VwGH 2006/15/0339

VwGH2006/15/033920.2.2008

Der Verwaltungsgerichtshof hat durch den Vorsitzenden Senatspräsident Dr. Hargassner und die Hofräte Dr. Sulyok, Dr. Zorn, Dr. Büsser und Mag. Novak als Richter, im Beisein des Schriftführers Mag. Trefil, über die Beschwerde des Finanzamtes Bruck Eisenstadt Oberwart in 7000 Eisenstadt, Neusiedlerstraße 46, gegen den Bescheid des unabhängigen Finanzsenates, Außenstelle Wien, vom 20. September 2006, GZ. RV/1201-W/06, betreffend Umsatzsteuer für das Jahr 2001 (mitbeteiligte Partei: I GmbH, vertreten durch die EWT Wirtschaftstreuhand SteuerberatungsGes.m.b.H. in 7000 Eisenstadt, Joseph Haydn-Gasse 40/2), zu Recht erkannt:

Normen

BAO §289 Abs3;
UStG 1994 §21 Abs3;
UStG 1994 §21 Abs4;
VwRallg;
BAO §289 Abs3;
UStG 1994 §21 Abs3;
UStG 1994 §21 Abs4;
VwRallg;

 

Spruch:

Der angefochtene Bescheid wird wegen Rechtswidrigkeit seines Inhaltes aufgehoben.

Begründung

Die mitbeteiligte GmbH war Eigentümerin mehrerer Grundstücke eines Betriebsansiedelungsgebietes, zu dessen Erschließung ein Kreisverkehr errichtet wurde.

Im Zuge einer abgabenbehördlichen Prüfung ergingen Umsatzsteuerfestsetzungsbescheide für die Monate Juni, Juli, August, November und Dezember 2001, mit welchen der mitbeteiligten GmbH ein Vorsteuerabzug aus den Errichtungskosten des Kreisverkehrs mit der Begründung verwehrt wurde, dass es sich bei der Errichtung des Kreisverkehrs um keine an die Mitbeteiligte erbrachte Leistung im Sinne des § 1 UStG 1994 handeln würde.

Der dagegen erhobenen Berufung wurde mit Berufungsentscheidung vom 23. September 2005, RV/0487-W/03, im Wesentlichen Folge gegeben.

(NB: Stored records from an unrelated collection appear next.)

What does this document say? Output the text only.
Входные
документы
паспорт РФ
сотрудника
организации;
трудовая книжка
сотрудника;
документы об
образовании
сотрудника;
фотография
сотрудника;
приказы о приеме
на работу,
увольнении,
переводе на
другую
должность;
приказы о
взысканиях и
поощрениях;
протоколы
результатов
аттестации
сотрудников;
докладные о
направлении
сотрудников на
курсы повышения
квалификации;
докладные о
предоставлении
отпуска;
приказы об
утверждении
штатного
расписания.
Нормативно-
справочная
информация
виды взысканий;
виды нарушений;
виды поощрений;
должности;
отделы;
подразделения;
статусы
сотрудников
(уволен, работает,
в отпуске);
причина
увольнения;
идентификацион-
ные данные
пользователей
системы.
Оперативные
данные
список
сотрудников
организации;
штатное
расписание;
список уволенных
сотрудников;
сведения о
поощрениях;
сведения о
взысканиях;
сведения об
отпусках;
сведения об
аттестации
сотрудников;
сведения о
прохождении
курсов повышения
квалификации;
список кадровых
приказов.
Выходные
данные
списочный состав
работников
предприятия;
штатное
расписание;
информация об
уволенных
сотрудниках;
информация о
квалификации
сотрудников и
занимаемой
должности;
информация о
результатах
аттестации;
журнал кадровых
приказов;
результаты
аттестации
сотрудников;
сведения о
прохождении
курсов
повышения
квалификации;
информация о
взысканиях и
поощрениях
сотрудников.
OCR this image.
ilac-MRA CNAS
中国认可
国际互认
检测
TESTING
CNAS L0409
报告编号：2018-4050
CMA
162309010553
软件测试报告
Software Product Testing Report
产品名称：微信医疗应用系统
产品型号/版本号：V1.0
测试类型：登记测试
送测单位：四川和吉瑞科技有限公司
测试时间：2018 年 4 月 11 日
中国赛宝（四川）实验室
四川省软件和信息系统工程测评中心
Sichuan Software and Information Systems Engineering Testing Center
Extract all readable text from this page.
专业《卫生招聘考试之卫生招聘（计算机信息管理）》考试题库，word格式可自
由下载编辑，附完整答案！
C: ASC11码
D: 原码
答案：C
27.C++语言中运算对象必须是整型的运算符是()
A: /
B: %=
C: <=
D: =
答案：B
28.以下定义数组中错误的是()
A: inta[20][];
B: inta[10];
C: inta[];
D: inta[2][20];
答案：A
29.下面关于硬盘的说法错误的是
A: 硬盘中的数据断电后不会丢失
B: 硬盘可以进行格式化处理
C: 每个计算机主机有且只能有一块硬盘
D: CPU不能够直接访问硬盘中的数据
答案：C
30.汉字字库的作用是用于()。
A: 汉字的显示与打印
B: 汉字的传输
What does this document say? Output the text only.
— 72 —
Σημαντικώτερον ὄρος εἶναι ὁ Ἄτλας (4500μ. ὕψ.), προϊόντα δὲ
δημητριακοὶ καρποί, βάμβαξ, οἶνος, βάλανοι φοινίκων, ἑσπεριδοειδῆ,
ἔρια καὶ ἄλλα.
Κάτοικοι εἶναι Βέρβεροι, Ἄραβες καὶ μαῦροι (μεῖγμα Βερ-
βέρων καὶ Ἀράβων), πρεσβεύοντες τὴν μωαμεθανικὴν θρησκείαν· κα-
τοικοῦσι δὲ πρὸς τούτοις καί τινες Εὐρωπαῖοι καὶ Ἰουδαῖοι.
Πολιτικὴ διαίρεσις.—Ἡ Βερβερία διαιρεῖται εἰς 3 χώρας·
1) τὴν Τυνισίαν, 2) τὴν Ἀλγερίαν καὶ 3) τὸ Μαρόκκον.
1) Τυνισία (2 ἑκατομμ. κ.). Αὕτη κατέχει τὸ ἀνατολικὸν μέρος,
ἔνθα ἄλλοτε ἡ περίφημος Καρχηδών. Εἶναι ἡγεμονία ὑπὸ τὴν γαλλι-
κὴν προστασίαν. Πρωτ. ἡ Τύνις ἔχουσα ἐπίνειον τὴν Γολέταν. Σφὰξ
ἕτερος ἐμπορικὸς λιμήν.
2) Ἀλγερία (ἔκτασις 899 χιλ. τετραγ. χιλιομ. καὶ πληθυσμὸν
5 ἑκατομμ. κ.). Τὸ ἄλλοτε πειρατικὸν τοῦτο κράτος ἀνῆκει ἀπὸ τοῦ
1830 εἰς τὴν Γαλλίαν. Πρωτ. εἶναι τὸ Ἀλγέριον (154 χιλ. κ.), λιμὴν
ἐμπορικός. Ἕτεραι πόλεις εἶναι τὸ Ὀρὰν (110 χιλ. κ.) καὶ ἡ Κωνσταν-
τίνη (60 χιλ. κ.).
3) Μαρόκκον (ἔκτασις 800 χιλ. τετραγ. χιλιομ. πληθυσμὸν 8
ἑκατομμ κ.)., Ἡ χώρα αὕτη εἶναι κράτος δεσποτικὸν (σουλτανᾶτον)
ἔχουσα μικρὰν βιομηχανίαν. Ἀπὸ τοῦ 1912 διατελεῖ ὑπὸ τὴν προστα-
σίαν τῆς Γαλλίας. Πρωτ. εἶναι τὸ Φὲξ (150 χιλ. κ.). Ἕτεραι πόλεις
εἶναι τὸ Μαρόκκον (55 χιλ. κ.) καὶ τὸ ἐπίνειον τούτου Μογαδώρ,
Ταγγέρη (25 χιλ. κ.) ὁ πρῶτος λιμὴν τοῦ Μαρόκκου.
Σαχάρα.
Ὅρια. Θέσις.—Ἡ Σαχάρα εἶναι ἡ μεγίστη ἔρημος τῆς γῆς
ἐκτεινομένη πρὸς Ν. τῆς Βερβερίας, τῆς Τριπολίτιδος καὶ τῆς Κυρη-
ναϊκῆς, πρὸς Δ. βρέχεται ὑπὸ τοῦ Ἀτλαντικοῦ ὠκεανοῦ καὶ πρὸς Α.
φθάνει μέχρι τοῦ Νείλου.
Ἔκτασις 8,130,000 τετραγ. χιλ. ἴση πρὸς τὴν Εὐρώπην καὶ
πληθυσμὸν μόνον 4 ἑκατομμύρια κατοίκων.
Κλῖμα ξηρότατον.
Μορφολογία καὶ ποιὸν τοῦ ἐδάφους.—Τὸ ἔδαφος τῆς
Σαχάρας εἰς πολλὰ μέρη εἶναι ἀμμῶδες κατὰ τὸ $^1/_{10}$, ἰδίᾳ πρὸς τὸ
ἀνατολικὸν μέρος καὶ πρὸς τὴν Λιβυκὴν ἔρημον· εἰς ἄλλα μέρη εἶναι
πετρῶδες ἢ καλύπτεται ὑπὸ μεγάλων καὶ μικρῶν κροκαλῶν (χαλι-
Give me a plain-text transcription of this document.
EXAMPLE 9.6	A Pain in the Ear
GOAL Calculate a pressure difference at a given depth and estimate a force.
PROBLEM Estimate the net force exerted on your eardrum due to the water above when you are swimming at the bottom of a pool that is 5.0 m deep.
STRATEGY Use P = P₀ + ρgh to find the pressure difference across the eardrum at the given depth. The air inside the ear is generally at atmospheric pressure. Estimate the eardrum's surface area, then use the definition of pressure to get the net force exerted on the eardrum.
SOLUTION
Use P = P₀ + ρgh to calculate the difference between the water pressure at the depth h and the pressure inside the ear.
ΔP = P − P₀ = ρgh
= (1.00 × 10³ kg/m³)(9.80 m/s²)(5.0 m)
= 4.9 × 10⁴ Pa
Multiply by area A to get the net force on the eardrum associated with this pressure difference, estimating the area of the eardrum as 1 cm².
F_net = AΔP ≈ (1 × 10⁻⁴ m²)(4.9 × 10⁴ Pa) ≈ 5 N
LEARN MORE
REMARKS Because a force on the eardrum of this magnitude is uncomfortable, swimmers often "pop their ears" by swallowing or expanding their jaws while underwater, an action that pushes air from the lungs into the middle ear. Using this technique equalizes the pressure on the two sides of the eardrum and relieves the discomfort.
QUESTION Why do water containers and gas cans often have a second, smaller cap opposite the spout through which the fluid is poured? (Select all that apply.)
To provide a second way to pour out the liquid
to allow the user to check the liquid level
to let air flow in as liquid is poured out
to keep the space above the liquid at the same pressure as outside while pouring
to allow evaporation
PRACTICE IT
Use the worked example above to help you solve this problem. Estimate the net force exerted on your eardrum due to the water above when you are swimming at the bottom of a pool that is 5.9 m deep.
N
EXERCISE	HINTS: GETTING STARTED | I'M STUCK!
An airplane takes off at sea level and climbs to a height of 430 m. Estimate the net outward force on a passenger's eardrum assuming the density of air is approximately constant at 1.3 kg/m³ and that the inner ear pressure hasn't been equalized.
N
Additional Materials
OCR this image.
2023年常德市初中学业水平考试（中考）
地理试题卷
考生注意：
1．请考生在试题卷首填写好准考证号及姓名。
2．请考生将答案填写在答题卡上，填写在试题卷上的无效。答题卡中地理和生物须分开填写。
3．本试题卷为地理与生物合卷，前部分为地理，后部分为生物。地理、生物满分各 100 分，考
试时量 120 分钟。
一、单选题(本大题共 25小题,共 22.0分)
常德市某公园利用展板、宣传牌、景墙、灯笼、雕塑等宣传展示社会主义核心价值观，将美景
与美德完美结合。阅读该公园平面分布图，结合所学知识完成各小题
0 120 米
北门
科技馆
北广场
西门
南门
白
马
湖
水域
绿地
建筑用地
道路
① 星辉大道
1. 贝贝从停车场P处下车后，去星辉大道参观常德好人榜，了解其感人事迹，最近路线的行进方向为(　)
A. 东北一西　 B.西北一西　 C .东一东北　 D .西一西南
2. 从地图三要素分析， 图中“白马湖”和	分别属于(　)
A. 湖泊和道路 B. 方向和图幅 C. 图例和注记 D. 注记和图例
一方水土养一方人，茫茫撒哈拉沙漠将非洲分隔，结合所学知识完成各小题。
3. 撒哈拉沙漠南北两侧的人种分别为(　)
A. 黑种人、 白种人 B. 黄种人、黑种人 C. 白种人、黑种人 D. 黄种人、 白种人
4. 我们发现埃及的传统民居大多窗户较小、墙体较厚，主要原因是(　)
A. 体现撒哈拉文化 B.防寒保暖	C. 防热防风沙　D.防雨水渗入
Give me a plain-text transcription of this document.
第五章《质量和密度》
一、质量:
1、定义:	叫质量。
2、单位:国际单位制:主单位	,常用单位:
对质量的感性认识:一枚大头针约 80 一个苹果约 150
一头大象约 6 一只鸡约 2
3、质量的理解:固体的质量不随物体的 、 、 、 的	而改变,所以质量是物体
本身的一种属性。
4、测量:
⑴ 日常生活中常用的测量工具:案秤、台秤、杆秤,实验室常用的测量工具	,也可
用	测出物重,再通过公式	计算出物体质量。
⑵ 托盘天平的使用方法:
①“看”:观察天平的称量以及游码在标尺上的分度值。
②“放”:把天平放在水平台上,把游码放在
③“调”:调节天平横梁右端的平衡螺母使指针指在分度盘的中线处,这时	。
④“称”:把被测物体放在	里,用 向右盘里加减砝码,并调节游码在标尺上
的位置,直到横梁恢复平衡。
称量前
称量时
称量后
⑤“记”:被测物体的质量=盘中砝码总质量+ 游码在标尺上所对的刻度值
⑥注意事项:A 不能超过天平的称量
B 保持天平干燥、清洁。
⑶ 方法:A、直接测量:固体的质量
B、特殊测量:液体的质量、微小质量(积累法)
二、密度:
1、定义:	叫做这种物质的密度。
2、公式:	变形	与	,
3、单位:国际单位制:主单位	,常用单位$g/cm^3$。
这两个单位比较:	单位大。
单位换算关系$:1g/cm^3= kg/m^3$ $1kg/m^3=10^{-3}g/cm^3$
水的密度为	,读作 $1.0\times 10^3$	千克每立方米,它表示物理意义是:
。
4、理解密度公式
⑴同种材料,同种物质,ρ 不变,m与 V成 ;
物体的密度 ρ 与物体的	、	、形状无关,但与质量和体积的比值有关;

Die mitbeteiligte GmbH habe "die Leistung aus der Errichtung des Kreisverkehrs" bezogen, um die Grundstücke des Betriebsansiedlungsgebietes "verkehrsfähig zu machen". Da die Mitbeteiligte die Grundstücke nach Option zur Steuerpflicht teilweise steuerpflichtig veräußert habe, stünde ihr insofern ein Vorsteuerabzug zu. Anders als vom Finanzamt in einer Berufungsvorentscheidung zum Ausdruck gebracht, liege auch kein Eigenverbrauch vor, weil die mitbeteiligte GmbH den Kreisverkehr nicht für die öffentliche Hand, sondern zur besseren Vermarktbarkeit der ihr gehörigen Grundstücke finanziert habe.

Die genannte Berufungsentscheidung erwuchs in Rechtskraft.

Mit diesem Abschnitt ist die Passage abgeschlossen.